“No—’tis a man,” exclaimed Roger, in some agitation. “At least it is something like a man. Is not this like an arm, with a hand at the end of it?—a little dried, shrunk, ugly arm. ’Tis not stiff, neither. Look! It can’t be Uncle Stephen, sure—or Nan!”

“No, no: it is a mummy—a human body which has been buried for hundreds and thousands of years.”

Roger had never heard of a mummy; and there was no great wonder in that, when even Oliver did not rightly know the meaning of the word. All animal bodies (and not only human bodies) which remain dry, by any means, instead of putrefying, are called mummies.

“What do you mean by hundreds and thousands of years?” said Roger. “Look here, how the arm bends, and the wrist! I believe I could make its fingers close on mine,” he continued, stepping back—evidently afraid of the remains which lay before him. “If I was sure now, that it was not Stephen or Nan ... But the peat water does wonders, they say, with whatever lies in it.”

“So it does. It preserves bodies, as I told you. I will show you in a minute that it is nobody you have ever known.”

And Oliver took from Roger’s hand the slip of wood with which he had been working, and began to clear out more soil about the figure.

“Don’t, don’t now!” exclaimed Roger. “Don’t uncover the face! If you do, I will go away.”

“Go, then,” replied Oliver.
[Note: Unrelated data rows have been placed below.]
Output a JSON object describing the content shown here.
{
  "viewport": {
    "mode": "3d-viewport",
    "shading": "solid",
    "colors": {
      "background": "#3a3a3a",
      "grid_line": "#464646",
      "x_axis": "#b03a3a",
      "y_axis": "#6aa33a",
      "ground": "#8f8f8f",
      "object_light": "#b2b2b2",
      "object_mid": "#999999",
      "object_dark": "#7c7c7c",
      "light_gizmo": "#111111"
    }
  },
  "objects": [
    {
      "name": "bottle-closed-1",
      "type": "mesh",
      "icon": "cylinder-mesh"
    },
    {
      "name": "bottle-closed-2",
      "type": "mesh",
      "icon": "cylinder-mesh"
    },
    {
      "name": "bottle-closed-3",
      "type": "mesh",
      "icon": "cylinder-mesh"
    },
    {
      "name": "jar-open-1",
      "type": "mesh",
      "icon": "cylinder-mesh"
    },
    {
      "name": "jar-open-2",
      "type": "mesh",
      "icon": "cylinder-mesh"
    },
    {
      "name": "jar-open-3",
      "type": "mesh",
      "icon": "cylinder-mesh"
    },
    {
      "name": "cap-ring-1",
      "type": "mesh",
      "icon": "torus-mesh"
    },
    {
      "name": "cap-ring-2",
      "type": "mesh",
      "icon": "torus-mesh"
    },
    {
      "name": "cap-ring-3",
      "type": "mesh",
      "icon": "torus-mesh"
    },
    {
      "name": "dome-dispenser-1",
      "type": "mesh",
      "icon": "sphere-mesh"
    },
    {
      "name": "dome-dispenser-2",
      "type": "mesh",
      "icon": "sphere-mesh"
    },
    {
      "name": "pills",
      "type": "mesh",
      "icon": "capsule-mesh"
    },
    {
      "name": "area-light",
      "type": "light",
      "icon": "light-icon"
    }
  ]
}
It appeared as if the bold boy and the timid one had changed characters. The reason was that Roger had some very disagreeable thoughts connected with Stephen and Nan Redfurn. He never forgot, when their images were before him, that they had died in the midst of angry and contemptuous feelings between them and him. Oliver, on the other hand, was religious. Though, in easy times, more afraid than he ought to have been of dishonest and violent persons, he had yet enough trust in God to support his spirits and his hope in trial, as we have seen: and about death and the grave, and the other world, where he believed the dead went to meet their Maker and Father, he had no fear at all. Nothing that Roger now said, therefore, made him desist, till he had uncovered half the dried body.

“Look here!” said he—for Roger had not gone away as he had threatened—“come closer and look, or you will see nothing in the dusk. Did either Stephen or Nan wear their hair this way? And is this dress anything like Ailwin’s cloak? Look at the long black hair hanging all round the little flat brown face. And the dress: it is the skin of some beast, with the hair left on—a rough-edged skin, fastened with a bit of something like coal on the left shoulder. I dare say it was once a wooden skewer. I wonder how long ago this body was alive. I wonder what sort of a country this was to live in, at that day.”

Roger’s fear having now departed, his more habitual feelings again prevailed.